The sense of gravity and power continues inside within the galleries where sculptures and many other exhibits are displayed in large galleries with very high ceiling heights in many parts. According to Oxford Art Online Smirke was probably the first British architect to use cast iron girders and stanchions “enabling him to roof wide spaces economically and soundly and without internal supports.”

The way in which the design of the building was influenced by the Greek style is shown by one of the exhibits within the museum. In one of the galleries is the Nereid Monument which is a tomb in the form of a Greek temple.


I was struck by the similarities between the main South entrance to the museum and that of the Nereid monument inside. There can be few examples where the major influence on the design of a building can be seen from an exhibit within it.

A number of additions have been made to the building since its original construction including the Reading Room, built within the quadrangle and completed in 1857; the White Wing constructed in 1882-85 and the Duveen Gallery completed in 1939. In 2000 the Great Court, designed by Foster and Partners opened.

The Greek theme continues on the inside of the building, particularly the ceiling of the Weston Hall (designed by Smirke’s brother Sydney) where “The patterns and colours on the ceiling of the Weston Hall were borrowed from classical Greek buildings, which would have been brightly decorated.” (British Museum website).

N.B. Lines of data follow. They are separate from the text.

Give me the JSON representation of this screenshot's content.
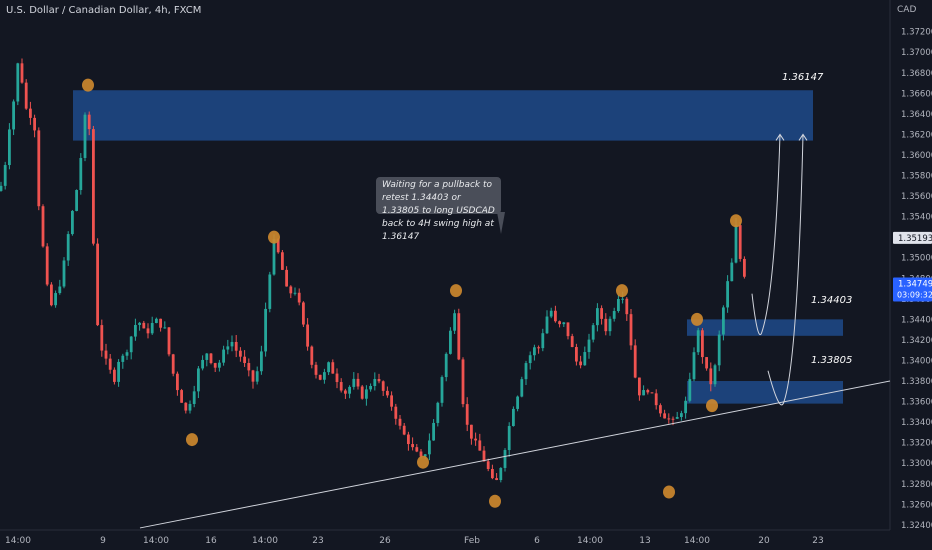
{
  "header": {
    "symbol_title": "U.S. Dollar / Canadian Dollar, 4h, FXCM",
    "currency": "CAD"
  },
  "callout": {
    "text": "Waiting for a pullback to retest 1.34403 or 1.33805 to long USDCAD back to 4H swing high at 1.36147"
  },
  "zones": [
    {
      "label": "1.36147",
      "top": 1.3663,
      "bottom": 1.3614
    },
    {
      "label": "1.34403",
      "top": 1.344,
      "bottom": 1.3424
    },
    {
      "label": "1.33805",
      "top": 1.338,
      "bottom": 1.3358
    }
  ],
  "price_tags": {
    "swing_high": "1.35193",
    "last_price": "1.34749",
    "countdown": "03:09:32"
  },
  "colors": {
    "background": "#131722",
    "bull": "#26a69a",
    "bear": "#ef5350",
    "zone": "#1e4a8a",
    "swing_marker": "#d08a2e",
    "last_price_tag": "#2962ff"
  },
  "chart_data": {
    "type": "candlestick",
    "title": "U.S. Dollar / Canadian Dollar, 4h, FXCM",
    "ylim": [
      1.3235,
      1.3745
    ],
    "y_ticks": [
      1.324,
      1.326,
      1.328,
      1.33,
      1.332,
      1.334,
      1.336,
      1.338,
      1.34,
      1.342,
      1.344,
      1.346,
      1.348,
      1.35,
      1.352,
      1.354,
      1.356,
      1.358,
      1.36,
      1.362,
      1.364,
      1.366,
      1.368,
      1.37,
      1.372
    ],
    "x_ticks": [
      "14:00",
      "9",
      "14:00",
      "16",
      "14:00",
      "23",
      "26",
      "Feb",
      "6",
      "14:00",
      "13",
      "14:00",
      "20",
      "23"
    ],
    "path": [
      [
        0,
        1.3565
      ],
      [
        5,
        1.359
      ],
      [
        9,
        1.3625
      ],
      [
        14,
        1.3655
      ],
      [
        18,
        1.369
      ],
      [
        22,
        1.3672
      ],
      [
        26,
        1.3645
      ],
      [
        30,
        1.364
      ],
      [
        35,
        1.3625
      ],
      [
        38,
        1.356
      ],
      [
        42,
        1.352
      ],
      [
        46,
        1.348
      ],
      [
        50,
        1.345
      ],
      [
        56,
        1.3465
      ],
      [
        60,
        1.3475
      ],
      [
        65,
        1.35
      ],
      [
        70,
        1.3535
      ],
      [
        75,
        1.3555
      ],
      [
        80,
        1.359
      ],
      [
        84,
        1.3628
      ],
      [
        88,
        1.3662
      ],
      [
        91,
        1.357
      ],
      [
        94,
        1.35
      ],
      [
        97,
        1.344
      ],
      [
        100,
        1.342
      ],
      [
        103,
        1.3405
      ],
      [
        108,
        1.3395
      ],
      [
        114,
        1.338
      ],
      [
        118,
        1.34
      ],
      [
        122,
        1.3402
      ],
      [
        126,
        1.3408
      ],
      [
        130,
        1.342
      ],
      [
        134,
        1.3432
      ],
      [
        138,
        1.344
      ],
      [
        142,
        1.3432
      ],
      [
        146,
        1.3425
      ],
      [
        150,
        1.3432
      ],
      [
        155,
        1.344
      ],
      [
        160,
        1.3435
      ],
      [
        165,
        1.343
      ],
      [
        170,
        1.34
      ],
      [
        175,
        1.338
      ],
      [
        180,
        1.3365
      ],
      [
        186,
        1.335
      ],
      [
        190,
        1.336
      ],
      [
        194,
        1.3372
      ],
      [
        198,
        1.339
      ],
      [
        203,
        1.34
      ],
      [
        207,
        1.3408
      ],
      [
        212,
        1.3398
      ],
      [
        217,
        1.3392
      ],
      [
        222,
        1.3405
      ],
      [
        227,
        1.3415
      ],
      [
        231,
        1.342
      ],
      [
        236,
        1.341
      ],
      [
        240,
        1.3405
      ],
      [
        245,
        1.3395
      ],
      [
        250,
        1.3385
      ],
      [
        254,
        1.3378
      ],
      [
        258,
        1.3392
      ],
      [
        262,
        1.341
      ],
      [
        266,
        1.3455
      ],
      [
        270,
        1.3488
      ],
      [
        274,
        1.3515
      ],
      [
        278,
        1.3505
      ],
      [
        282,
        1.349
      ],
      [
        286,
        1.347
      ],
      [
        290,
        1.3465
      ],
      [
        294,
        1.347
      ],
      [
        298,
        1.346
      ],
      [
        302,
        1.344
      ],
      [
        306,
        1.342
      ],
      [
        310,
        1.3405
      ],
      [
        314,
        1.339
      ],
      [
        318,
        1.3385
      ],
      [
        322,
        1.338
      ],
      [
        326,
        1.3392
      ],
      [
        330,
        1.3398
      ],
      [
        334,
        1.3385
      ],
      [
        338,
        1.338
      ],
      [
        342,
        1.3372
      ],
      [
        346,
        1.3368
      ],
      [
        350,
        1.3375
      ],
      [
        354,
        1.338
      ],
      [
        358,
        1.3372
      ],
      [
        362,
        1.3365
      ],
      [
        366,
        1.337
      ],
      [
        370,
        1.3375
      ],
      [
        374,
        1.3385
      ],
      [
        378,
        1.338
      ],
      [
        382,
        1.3372
      ],
      [
        386,
        1.3365
      ],
      [
        390,
        1.336
      ],
      [
        394,
        1.335
      ],
      [
        398,
        1.334
      ],
      [
        402,
        1.333
      ],
      [
        406,
        1.3325
      ],
      [
        410,
        1.3318
      ],
      [
        414,
        1.3312
      ],
      [
        418,
        1.3308
      ],
      [
        422,
        1.3303
      ],
      [
        426,
        1.3312
      ],
      [
        430,
        1.3325
      ],
      [
        434,
        1.334
      ],
      [
        438,
        1.336
      ],
      [
        442,
        1.3385
      ],
      [
        446,
        1.3405
      ],
      [
        450,
        1.3425
      ],
      [
        454,
        1.3455
      ],
      [
        457,
        1.3425
      ],
      [
        460,
        1.339
      ],
      [
        463,
        1.336
      ],
      [
        466,
        1.334
      ],
      [
        470,
        1.3328
      ],
      [
        474,
        1.3322
      ],
      [
        478,
        1.3315
      ],
      [
        482,
        1.3308
      ],
      [
        486,
        1.3298
      ],
      [
        490,
        1.329
      ],
      [
        494,
        1.3278
      ],
      [
        498,
        1.3285
      ],
      [
        502,
        1.3302
      ],
      [
        506,
        1.332
      ],
      [
        510,
        1.334
      ],
      [
        514,
        1.3358
      ],
      [
        518,
        1.3368
      ],
      [
        522,
        1.3385
      ],
      [
        526,
        1.3398
      ],
      [
        530,
        1.3405
      ],
      [
        534,
        1.3412
      ],
      [
        538,
        1.341
      ],
      [
        542,
        1.3425
      ],
      [
        546,
        1.344
      ],
      [
        550,
        1.3452
      ],
      [
        554,
        1.344
      ],
      [
        558,
        1.343
      ],
      [
        562,
        1.344
      ],
      [
        566,
        1.343
      ],
      [
        570,
        1.342
      ],
      [
        574,
        1.3405
      ],
      [
        578,
        1.3395
      ],
      [
        582,
        1.34
      ],
      [
        586,
        1.341
      ],
      [
        590,
        1.342
      ],
      [
        594,
        1.344
      ],
      [
        598,
        1.345
      ],
      [
        602,
        1.344
      ],
      [
        606,
        1.343
      ],
      [
        610,
        1.344
      ],
      [
        614,
        1.345
      ],
      [
        618,
        1.3462
      ],
      [
        622,
        1.3465
      ],
      [
        626,
        1.3452
      ],
      [
        630,
        1.3425
      ],
      [
        634,
        1.339
      ],
      [
        638,
        1.337
      ],
      [
        642,
        1.3365
      ],
      [
        646,
        1.3375
      ],
      [
        650,
        1.3368
      ],
      [
        654,
        1.3362
      ],
      [
        658,
        1.3355
      ],
      [
        662,
        1.3348
      ],
      [
        666,
        1.3345
      ],
      [
        670,
        1.3342
      ],
      [
        674,
        1.334
      ],
      [
        678,
        1.3345
      ],
      [
        682,
        1.3352
      ],
      [
        686,
        1.336
      ],
      [
        690,
        1.338
      ],
      [
        694,
        1.341
      ],
      [
        697,
        1.3436
      ],
      [
        700,
        1.3415
      ],
      [
        704,
        1.3398
      ],
      [
        708,
        1.3385
      ],
      [
        712,
        1.3375
      ],
      [
        716,
        1.34
      ],
      [
        720,
        1.343
      ],
      [
        724,
        1.3455
      ],
      [
        728,
        1.3478
      ],
      [
        732,
        1.3495
      ],
      [
        736,
        1.353
      ],
      [
        739,
        1.3505
      ],
      [
        742,
        1.349
      ],
      [
        745,
        1.3482
      ],
      [
        748,
        1.3475
      ]
    ],
    "zones": [
      {
        "label": "1.36147",
        "top": 1.3663,
        "bottom": 1.3614
      },
      {
        "label": "1.34403",
        "top": 1.344,
        "bottom": 1.3424
      },
      {
        "label": "1.33805",
        "top": 1.338,
        "bottom": 1.3358
      }
    ],
    "swing_points": [
      {
        "type": "high",
        "x": 88,
        "value": 1.3668
      },
      {
        "type": "high",
        "x": 274,
        "value": 1.352
      },
      {
        "type": "high",
        "x": 456,
        "value": 1.3468
      },
      {
        "type": "high",
        "x": 622,
        "value": 1.3468
      },
      {
        "type": "high",
        "x": 697,
        "value": 1.344
      },
      {
        "type": "high",
        "x": 736,
        "value": 1.3536
      },
      {
        "type": "low",
        "x": 192,
        "value": 1.3323
      },
      {
        "type": "low",
        "x": 423,
        "value": 1.3301
      },
      {
        "type": "low",
        "x": 495,
        "value": 1.3263
      },
      {
        "type": "low",
        "x": 669,
        "value": 1.3272
      },
      {
        "type": "low",
        "x": 712,
        "value": 1.3356
      }
    ],
    "trendline": {
      "from": {
        "x": 140,
        "value": 1.3237
      },
      "to": {
        "x": 890,
        "value": 1.338
      }
    },
    "projections": [
      {
        "start": {
          "x": 752,
          "value": 1.3465
        },
        "low": {
          "x": 762,
          "value": 1.3428
        },
        "end": {
          "x": 780,
          "value": 1.362
        }
      },
      {
        "start": {
          "x": 768,
          "value": 1.339
        },
        "low": {
          "x": 784,
          "value": 1.336
        },
        "end": {
          "x": 803,
          "value": 1.362
        }
      }
    ],
    "current_price": 1.34749,
    "swing_high_price": 1.35193,
    "grid": false,
    "legend": "none"
  }
}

Sir Robert Smirke was responsible for a number of other private and public buildings including the Theatre Royal in London where Smirke was one of the first architects in Europe to employ the Greek Doric order in public buildings. “It appeared first in his portico for the Theatre Royal, a very impressive building with a Greek facade.” (Oxford Art Online)

Oxford Art Online concludes that Smirke’s architecture “displayed many impressive qualities; grandeur, intelligibility, sound construction and monumental power; and in the British Museum he created one of the great cultural monuments of 19th century Europe.”